Eugene Gologursky | Getty Images Entertainment | Getty Images

Artificial intelligence might be able to pass a Wharton MBA exam, but it can't win a Grammy.

That's according to Harvey Mason Jr., CEO of the Recording Academy, which presents the Grammy Awards annually to recognize leading contributions to the music industry.

"No, we're not going to award AI creativity," Mason said last week at the Fast Company Innovation Festival 2023. "But we're not going to disclude or disqualify the creators working with it."

The Recording Academy recently published new eligibility requirements for the 66th annual Grammy Awards, which will take place in February 2024. The guidelines laid out two categories under which an AI-assisted song might qualify for award consideration.

"If there's AI performing the song, but there's humans writing it, then it's eligible for a writing category.
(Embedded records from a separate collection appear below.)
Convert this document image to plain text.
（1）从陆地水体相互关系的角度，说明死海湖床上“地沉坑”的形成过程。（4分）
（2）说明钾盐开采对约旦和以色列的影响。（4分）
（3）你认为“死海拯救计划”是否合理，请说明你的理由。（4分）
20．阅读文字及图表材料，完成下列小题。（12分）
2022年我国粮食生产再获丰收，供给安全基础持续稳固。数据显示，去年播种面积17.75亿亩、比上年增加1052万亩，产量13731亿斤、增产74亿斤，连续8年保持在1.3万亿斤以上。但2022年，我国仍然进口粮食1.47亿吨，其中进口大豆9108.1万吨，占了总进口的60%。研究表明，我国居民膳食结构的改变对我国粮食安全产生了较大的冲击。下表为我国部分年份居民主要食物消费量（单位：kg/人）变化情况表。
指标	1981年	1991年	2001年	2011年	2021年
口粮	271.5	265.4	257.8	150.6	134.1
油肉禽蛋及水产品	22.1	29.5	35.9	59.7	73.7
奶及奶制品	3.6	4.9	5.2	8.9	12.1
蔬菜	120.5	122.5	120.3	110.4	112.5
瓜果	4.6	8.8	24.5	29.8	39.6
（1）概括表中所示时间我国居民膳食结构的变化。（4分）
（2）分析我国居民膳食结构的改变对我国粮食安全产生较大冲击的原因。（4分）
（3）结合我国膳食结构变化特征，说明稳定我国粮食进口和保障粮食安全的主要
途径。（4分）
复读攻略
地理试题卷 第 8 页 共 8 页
If AI wrote the song but a human singer ... is singing the song, then it's going to be eligible for a performance category," Mason explained.

The updated policy comes after an anonymous artist — known as Ghostwriter — submitted a song for the awards titled "Heart on My Sleeve," which used AI to mimic the voices of singers Drake and The Weeknd. Earlier this month, Mason told the New York Times that the song was "absolutely eligible" for a Grammy in the "creative" categories, like Song of the Year, "because it was written by a human."

It's ineligible for awards like Best Rap Performance because the "vocals were not legally obtained, the vocals were not cleared by the label or the artists and the song is not commercially available," Mason added in a recent Instagram video.

At the Fast Company festival, Mason indicated that this year's rules may not stay in effect for long.

"This is going to change quickly," he said. "These things are happening now, so much more quickly, we have to be able to pivot. We have to be able to adjust awards categories, procedures, processes ... everything about our organization."

Sixty percent of independent musicians already use AI to make songs, according to a recent survey of 1,299 artists by Ditto, a music distribution company. The artists said they use AI for assistance in areas like songwriting, music production, mastering music and even music artwork.

Mason said he supports some of those creative processes, and recognizes that music will evolve as AI continues to grow — but his No. 1 goal is to uplift human artists.